Ms Harvey also cited in her skeleton argument extracts from a report prepared by Mr Stephen Shaw for the Home Office. That report is not in evidence before me. It is not appropriate, or feasible, to conclude on the basis of 4 paragraphs from an apparently length report, cited in a skeleton argument, that a system is failing.
Ms Harvey relies on what she says are the failures in the present case. First, in relation to the report from Dr Arsiwalla in February 2018, that report was not in fact defective. It was considered and detention reviewed in accordance with the relevant Adults at Risk guidance and detention was continued and that detention was lawful. I have found that the defendant did not process the section 35(1) report provided on 10 in August 2018 within the required two working days. That was because those involved review did not follow the system. It cannot possibly be said that one failure to follow the relevant policy is sufficient evidence to establish that the system as a whole is failing.
Ms Harvey also submitted that there was evidence that the case progression panel system was not operating properly as Mr Faulkner did not record the reasons for not following the April 2018 recommendation. Further, she relied on the evidence of Mr Maddy which indicated that, at least in the early period when the panels were being set up, there were some constraints on resources. The establishment of the case progression panels in 2017 were intended as a further, additional check on detention to ensure an independent element in the process. The time taken in ensuring that that additional measures worked effectively does not, in my judgment, begin to suggest that there was any failure to establish an appropriate system for identifying vulnerable persons and reviewing their detention.

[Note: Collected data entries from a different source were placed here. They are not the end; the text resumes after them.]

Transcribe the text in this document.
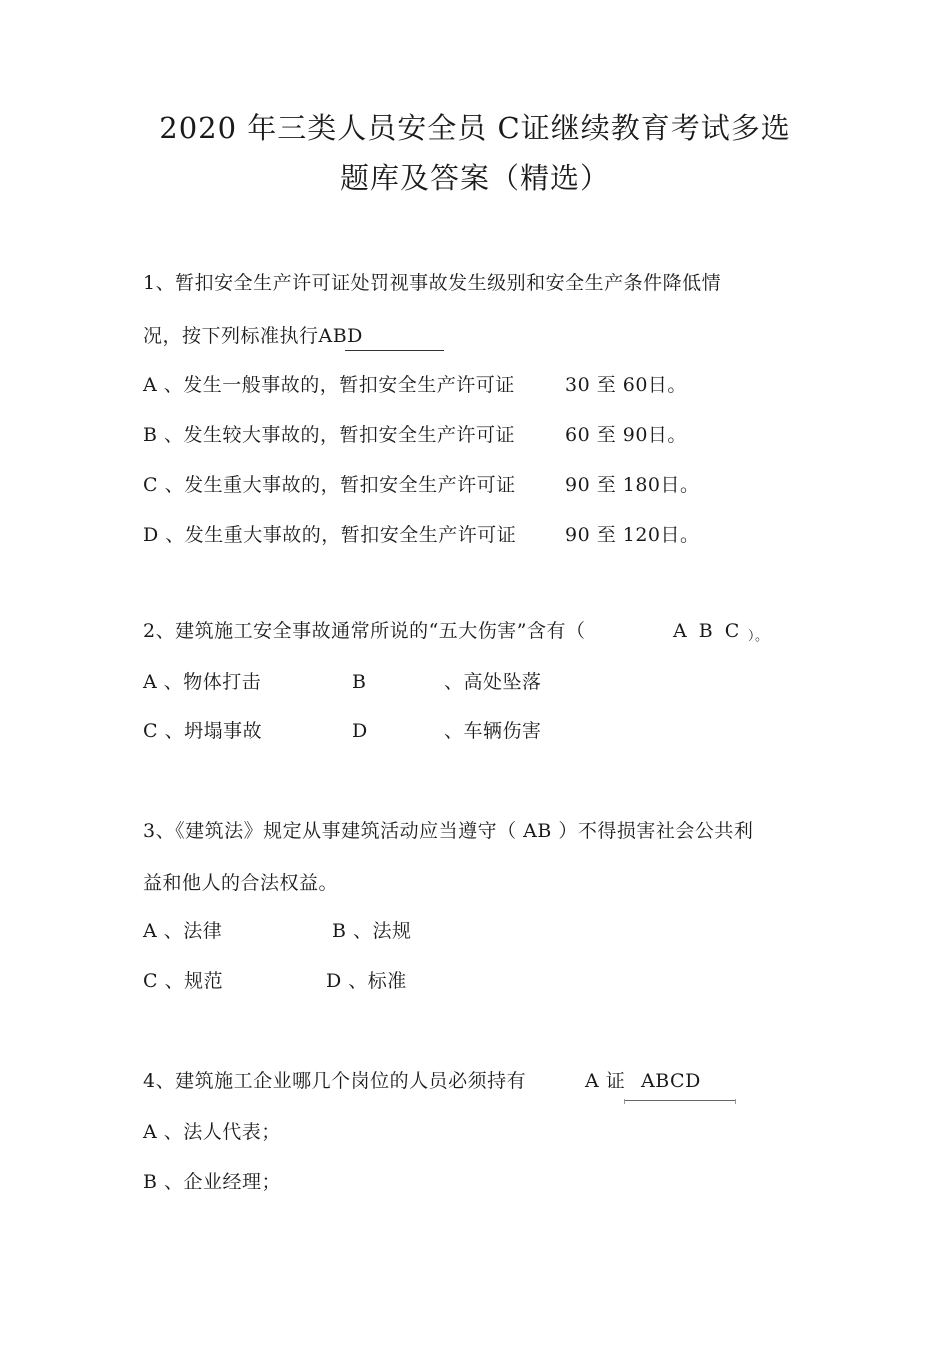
2020 年三类人员安全员 C证继续教育考试多选
题库及答案（精选）
1、暂扣安全生产许可证处罚视事故发生级别和安全生产条件降低情
况，按下列标准执行ABD
A 、发生一般事故的，暂扣安全生产许可证	30 至 60日。
B 、发生较大事故的，暂扣安全生产许可证	60 至 90日。
C 、发生重大事故的，暂扣安全生产许可证	90 至 180日。
D 、发生重大事故的，暂扣安全生产许可证	90 至 120日。
2、建筑施工安全事故通常所说的“五大伤害”含有（	A B C ）。
A 、物体打击	B	、高处坠落
C 、坍塌事故	D	、车辆伤害
3、《建筑法》规定从事建筑活动应当遵守（ AB ）不得损害社会公共利
益和他人的合法权益。
A 、法律	B 、法规
C 、规范	D 、标准
4、建筑施工企业哪几个岗位的人员必须持有	A 证 ABCD
A 、法人代表；
B 、企业经理；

The claimant has not, therefore, established that the defendant failed to put in place a system for identifying vulnerable persons and assessing whether they should be detained. The defendant has put such a system in place. The claimant has not begun to demonstrate that the system is not working. This ground of claim must therefore be dismissed.
CONCLUSION
124 On the evidence produced in this case, the claimant was lawfully detained from 4 January 2018 up to and including 13 August 2018. The claimant was unlawfully detained from late afternoon on 14 August 2018 until he ceased to be detained in the afternoon of 16 August 2018, that is, for a period of two days. The detention was unlawful for that period as he was not detained in accordance with the requirements of the Adult at Risk guidance and, separately, because the defendant failed to act with reasonable diligence and expedition to ensure his removal from that date. I will hear submissions from the parties as to the appropriate procedure for assessing the amount of damages payable for the two days of unlawful detention.